Even the State Department, in its 2012 Country Report on Terrorism, stated: “There was no indication that the Cuban government provided weapons or paramilitary training to terrorist groups.”
“Increasingly, it’s an unsustainable designation,” Tomas Bilbao, executive director of the Cuba Study Group in Washington, DC, recently told Al Jazeera. “It becomes increasingly difficult to justify the inclusion of Cuba. What happens in the political debate is that defenders of the status quo are savvy enough that they can equate bad country/bad actor/bad government with state sponsors of terrorism.”
‘No longer really useful’
Aside from the issue of Cuba’s inclusion, critics say the list itself is unsustainable – that in the lightning-fast environment of modern terrorism, the State Sponsors of Terrorism list is almost arbitrary.

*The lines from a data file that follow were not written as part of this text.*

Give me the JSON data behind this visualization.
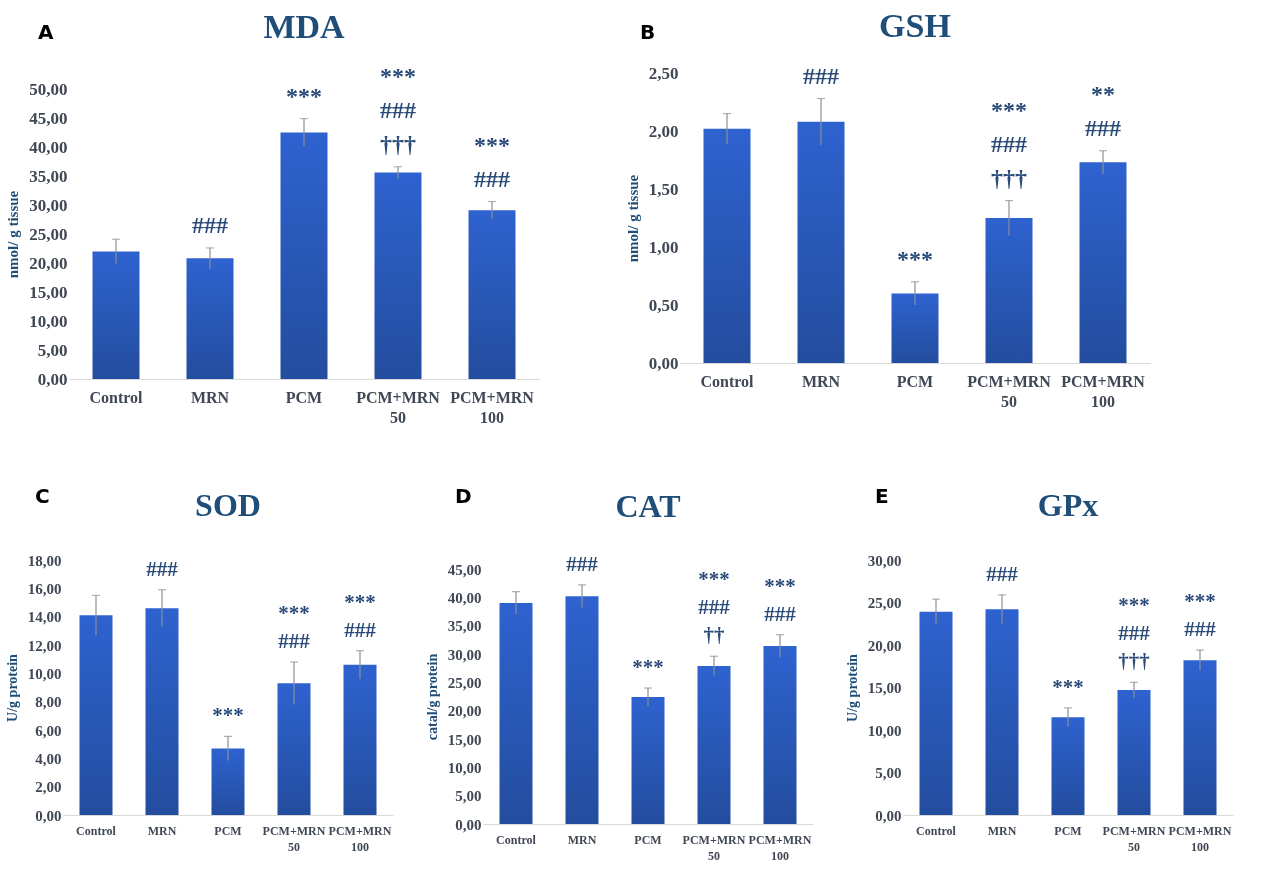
{
  "chart_data": [
    {
      "type": "bar",
      "title": "MDA",
      "ylabel": "nmol/ g tissue",
      "categories": [
        "Control",
        "MRN",
        "PCM",
        "PCM+MRN 50",
        "PCM+MRN 100"
      ],
      "values": [
        22.0,
        20.8,
        42.5,
        35.6,
        29.1
      ],
      "errors": [
        2.1,
        1.8,
        2.4,
        1.0,
        1.5
      ],
      "color": "#2e62cf",
      "ylim": [
        0,
        50
      ],
      "yticks": [
        {
          "value": 0,
          "label": "0,00"
        },
        {
          "value": 5,
          "label": "5,00"
        },
        {
          "value": 10,
          "label": "10,00"
        },
        {
          "value": 15,
          "label": "15,00"
        },
        {
          "value": 20,
          "label": "20,00"
        },
        {
          "value": 25,
          "label": "25,00"
        },
        {
          "value": 30,
          "label": "30,00"
        },
        {
          "value": 35,
          "label": "35,00"
        },
        {
          "value": 40,
          "label": "40,00"
        },
        {
          "value": 45,
          "label": "45,00"
        },
        {
          "value": 50,
          "label": "50,00"
        }
      ],
      "grid": false,
      "annotations": [
        "A",
        {
          "text": "###",
          "x": "MRN",
          "y": 20.8
        },
        {
          "text": "***",
          "x": "PCM",
          "y": 42.5
        },
        {
          "text": "***\n###\n†††",
          "x": "PCM+MRN 50",
          "y": 35.6
        },
        {
          "text": "***\n###",
          "x": "PCM+MRN 100",
          "y": 29.1
        }
      ]
    },
    {
      "type": "bar",
      "title": "GSH",
      "ylabel": "nmol/ g tissue",
      "categories": [
        "Control",
        "MRN",
        "PCM",
        "PCM+MRN 50",
        "PCM+MRN 100"
      ],
      "values": [
        2.02,
        2.08,
        0.6,
        1.25,
        1.73
      ],
      "errors": [
        0.13,
        0.2,
        0.1,
        0.15,
        0.1
      ],
      "color": "#2e62cf",
      "ylim": [
        0,
        2.5
      ],
      "yticks": [
        {
          "value": 0,
          "label": "0,00"
        },
        {
          "value": 0.5,
          "label": "0,50"
        },
        {
          "value": 1,
          "label": "1,00"
        },
        {
          "value": 1.5,
          "label": "1,50"
        },
        {
          "value": 2,
          "label": "2,00"
        },
        {
          "value": 2.5,
          "label": "2,50"
        }
      ],
      "grid": false,
      "annotations": [
        "B",
        {
          "text": "###",
          "x": "MRN",
          "y": 2.08
        },
        {
          "text": "***",
          "x": "PCM",
          "y": 0.6
        },
        {
          "text": "***\n###\n†††",
          "x": "PCM+MRN 50",
          "y": 1.25
        },
        {
          "text": "**\n###",
          "x": "PCM+MRN 100",
          "y": 1.73
        }
      ]
    },
    {
      "type": "bar",
      "title": "SOD",
      "ylabel": "U/g protein",
      "categories": [
        "Control",
        "MRN",
        "PCM",
        "PCM+MRN 50",
        "PCM+MRN 100"
      ],
      "values": [
        14.1,
        14.6,
        4.7,
        9.3,
        10.6
      ],
      "errors": [
        1.4,
        1.3,
        0.85,
        1.5,
        1.0
      ],
      "color": "#2e62cf",
      "ylim": [
        0,
        18
      ],
      "yticks": [
        {
          "value": 0,
          "label": "0,00"
        },
        {
          "value": 2,
          "label": "2,00"
        },
        {
          "value": 4,
          "label": "4,00"
        },
        {
          "value": 6,
          "label": "6,00"
        },
        {
          "value": 8,
          "label": "8,00"
        },
        {
          "value": 10,
          "label": "10,00"
        },
        {
          "value": 12,
          "label": "12,00"
        },
        {
          "value": 14,
          "label": "14,00"
        },
        {
          "value": 16,
          "label": "16,00"
        },
        {
          "value": 18,
          "label": "18,00"
        }
      ],
      "grid": false,
      "annotations": [
        "C",
        {
          "text": "###",
          "x": "MRN",
          "y": 14.6
        },
        {
          "text": "***",
          "x": "PCM",
          "y": 4.7
        },
        {
          "text": "***\n###",
          "x": "PCM+MRN 50",
          "y": 9.3
        },
        {
          "text": "***\n###",
          "x": "PCM+MRN 100",
          "y": 10.6
        }
      ]
    },
    {
      "type": "bar",
      "title": "CAT",
      "ylabel": "catal/g protein",
      "categories": [
        "Control",
        "MRN",
        "PCM",
        "PCM+MRN 50",
        "PCM+MRN 100"
      ],
      "values": [
        39.0,
        40.2,
        22.4,
        27.9,
        31.4
      ],
      "errors": [
        2.0,
        2.0,
        1.6,
        1.7,
        2.0
      ],
      "color": "#2e62cf",
      "ylim": [
        0,
        45
      ],
      "yticks": [
        {
          "value": 0,
          "label": "0,00"
        },
        {
          "value": 5,
          "label": "5,00"
        },
        {
          "value": 10,
          "label": "10,00"
        },
        {
          "value": 15,
          "label": "15,00"
        },
        {
          "value": 20,
          "label": "20,00"
        },
        {
          "value": 25,
          "label": "25,00"
        },
        {
          "value": 30,
          "label": "30,00"
        },
        {
          "value": 35,
          "label": "35,00"
        },
        {
          "value": 40,
          "label": "40,00"
        },
        {
          "value": 45,
          "label": "45,00"
        }
      ],
      "grid": false,
      "annotations": [
        "D",
        {
          "text": "###",
          "x": "MRN",
          "y": 40.2
        },
        {
          "text": "***",
          "x": "PCM",
          "y": 22.4
        },
        {
          "text": "***\n###\n††",
          "x": "PCM+MRN 50",
          "y": 27.9
        },
        {
          "text": "***\n###",
          "x": "PCM+MRN 100",
          "y": 31.4
        }
      ]
    },
    {
      "type": "bar",
      "title": "GPx",
      "ylabel": "U/g protein",
      "categories": [
        "Control",
        "MRN",
        "PCM",
        "PCM+MRN 50",
        "PCM+MRN 100"
      ],
      "values": [
        23.9,
        24.2,
        11.5,
        14.7,
        18.2
      ],
      "errors": [
        1.5,
        1.7,
        1.1,
        0.9,
        1.2
      ],
      "color": "#2e62cf",
      "ylim": [
        0,
        30
      ],
      "yticks": [
        {
          "value": 0,
          "label": "0,00"
        },
        {
          "value": 5,
          "label": "5,00"
        },
        {
          "value": 10,
          "label": "10,00"
        },
        {
          "value": 15,
          "label": "15,00"
        },
        {
          "value": 20,
          "label": "20,00"
        },
        {
          "value": 25,
          "label": "25,00"
        },
        {
          "value": 30,
          "label": "30,00"
        }
      ],
      "grid": false,
      "annotations": [
        "E",
        {
          "text": "###",
          "x": "MRN",
          "y": 24.2
        },
        {
          "text": "***",
          "x": "PCM",
          "y": 11.5
        },
        {
          "text": "***\n###\n†††",
          "x": "PCM+MRN 50",
          "y": 14.7
        },
        {
          "text": "***\n###",
          "x": "PCM+MRN 100",
          "y": 18.2
        }
      ]
    }
  ]
}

“The State Sponsors of Terrorism list was a tool intended to drive a certain set of behaviours that is no longer really useful,” said Gewirtz. “It is not keeping up with the pace of the threat realities we’re looking at.”
Other tools may be more useful in today’s climate, including the Specially Designated Nationals list issued by the Treasury’s Office of Foreign Assets Control. This list takes a more nuanced approach, issuing sanctions directly on the individuals or groups owned, controlled by, or acting on behalf of countries engaging in terrorist activities. It also can issue sanctions on people or groups that aren’t country-specific. Placement on the list blocks all assets held in US entities, even when operating abroad.
“I think we’ll eventually move to a place where countries aren’t designated, but specific actors are designated,” said Bilbao. “I think that’s farther down the line. But I do think one could be optimistic that in the next few years, Cuba could be removed. It’s the one that’s been on the longest, and when you look at countries that have been removed – Libya, North Korea, Iraq – you have to scratch your head and wonder exactly how that happens that Cuba is still on the list. The only justifications that remain are very weak.”
Nevertheless, removing a country from the list would likely have political consequences. Both Oppenheimer and Gewirtz said a US politician who suggests downgrading a country or abolishing the list altogether in favour of newer tools could face charges by their opponent of being soft on terrorism.
“From my point of view, the list is going to sit around until nobody notices it anymore,” said Gewirtz. “It’s much easier to let the thing sit there, with all these countries that everyone agrees we don’t like, than it is to get rid of a ‘terrorist tool.'”
While the list is still in play, however, it can serve as a valuable negotiating tool. In the case of Iran, Oppenheimer said, “Evidentially, their listing will be a bargaining chip, where we take them off as part of process of alleviating sanctions against Iran in exchange for what we’re asking for in the nuclear agenda.”
The State Sponsors of Terrorism list is but one tool in an arsenal. It might eventually be entirely replaced with a more focused tool like the Specially Designated Nationals list, or another designation yet to be determined in a dynamically changing environment. However, there will always be a need to identify and track terrorist activity and the people and countries who wage it.
“Just because we have some bureaucratic things that don’t provide any value, or have any effect, doesn’t mean terrorism isn’t something that we have to pay attention to,” said Gewirtz. “Just because we manage the fight wrong, doesn’t mean we’re not fighting.”